La ripartenza del nostro Paese affonda le sue radici in una nuova strategia educativa alla cittadinanza globale, come raccontiamo nella Copertina di questo numero, in grado di sviluppare conoscenze, capacità e valori comuni per cooperare nella risoluzione delle sfide interconnesse del XXI secolo, ripensando insieme il nostro modo di stare al mondo, la nostra relazione con il Pianeta Terra e con tutti gli altri esseri viventi. Non basta limitarci a riaprire la scuola, con o senza mascherine, con banchi tradizionali o innovativi. Si deve integrare la scuola nel percorso educativo globale con le famiglie e con il territorio. Come dicono in Africa: “Per educare un bambino serve un intero villaggio”. Educare ci conduce verso il dialogo, il confronto, la relazione.
Per mettere gambe alla solidarietà e farla uscire dai “Trattati” o dai bei discorsi, la “politica dei palazzi” deve ritornare a vivere nella realtà, in prossimità alla vita quotidiana con tutti i suoi problemi e, anche, con le sue soddisfazioni. La civiltà si costruisce con attenzione alla singola persona, alla comunità, ai problemi di ognuno e di tutti. Per questo la ripartenza per il dopo il Covid-19 deve vedere la forza degli “artigiani della cultura di prossimità e di tenerezza” del Terzo Settore coinvolti direttamente, come nei giorni tragici degli ospedali al collasso e delle lunghe file di carri funebri. È necessario interrompere il teatrino di accuse e boicottaggi tra maggioranza e opposizione. Tra destra e sinistra.

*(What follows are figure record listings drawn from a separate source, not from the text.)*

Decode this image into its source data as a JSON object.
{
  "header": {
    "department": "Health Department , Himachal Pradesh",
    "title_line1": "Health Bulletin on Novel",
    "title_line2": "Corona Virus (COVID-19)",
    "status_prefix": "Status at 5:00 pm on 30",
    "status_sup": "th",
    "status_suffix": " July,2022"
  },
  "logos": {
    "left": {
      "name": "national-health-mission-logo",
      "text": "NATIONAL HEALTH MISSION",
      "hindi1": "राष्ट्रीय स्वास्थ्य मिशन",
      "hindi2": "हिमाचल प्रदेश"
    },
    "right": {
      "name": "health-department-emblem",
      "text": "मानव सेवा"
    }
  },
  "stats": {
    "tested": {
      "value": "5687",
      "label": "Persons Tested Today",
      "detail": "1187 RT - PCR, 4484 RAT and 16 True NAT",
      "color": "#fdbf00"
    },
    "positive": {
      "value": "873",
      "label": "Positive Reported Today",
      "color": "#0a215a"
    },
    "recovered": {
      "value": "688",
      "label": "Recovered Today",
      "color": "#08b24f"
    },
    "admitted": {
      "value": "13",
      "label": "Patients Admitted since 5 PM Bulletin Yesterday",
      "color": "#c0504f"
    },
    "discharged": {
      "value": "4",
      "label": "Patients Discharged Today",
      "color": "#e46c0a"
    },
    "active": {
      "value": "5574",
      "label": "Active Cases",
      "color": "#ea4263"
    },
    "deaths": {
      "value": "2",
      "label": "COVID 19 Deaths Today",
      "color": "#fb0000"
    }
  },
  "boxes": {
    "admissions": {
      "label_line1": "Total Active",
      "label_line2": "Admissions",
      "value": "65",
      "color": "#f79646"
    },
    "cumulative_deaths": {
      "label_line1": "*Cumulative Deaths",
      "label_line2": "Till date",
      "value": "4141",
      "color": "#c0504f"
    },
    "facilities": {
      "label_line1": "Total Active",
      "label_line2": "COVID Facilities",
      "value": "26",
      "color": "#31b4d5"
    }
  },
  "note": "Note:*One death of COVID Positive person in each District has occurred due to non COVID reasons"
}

Dobbiamo guardare insieme verso una stagione di cambiamento epocale e radicale, ricucendo lo strappo generazionale con i giovani e con gli anziani, che più di tutti hanno pagato le conseguenze della pandemia. Il principio dell’individualismo come modello sociale si è sgretolato di fronte ad un semplice virus, ma la barca comune non la si costruisce con i canti sui balconi o con le dichiarazioni e i buoni propositi. È facile dimenticare alla svelta che non siamo soli e che abbiamo bisogno degli altri.
Se vogliamo utilizzare in maniera civile e solidale i fondi disponibili dalla nuova “Europa solidale” chiediamo al governo italiano, a tutte le forze politiche e a tutte le rappresentanze della società civile e delle Istituzioni, italiane ed europee, di ricordare quanto dice papa Francesco: “Ci sono i cittadini, non ci sono i voti. Ci sono i migranti, non ci sono le quote. Ci sono i lavoratori, non ci sono gli indicatori economici. Ci sono i poveri, non ci sono le soglie di povertà. Le cifre ci offrono l’alibi di un disimpegno, perché non ci toccano mai nella carne. Il concreto della persona umana è così ridotto ad un principio astratto, più comodo e tranquillizzante”.
Prima che cittadini, siamo persone in relazione e come tali costruiamo comunità. La comunità è il più grande antidoto agli individualismi che caratterizzano il nostro tempo, a quella tendenza diffusa oggi a concepirsi e a vivere in solitudine. La libertà tanto auspicata e ricercata, non significa vivere soli, senza alcun legame. La solitudine invece, è solo l’inizio del nulla.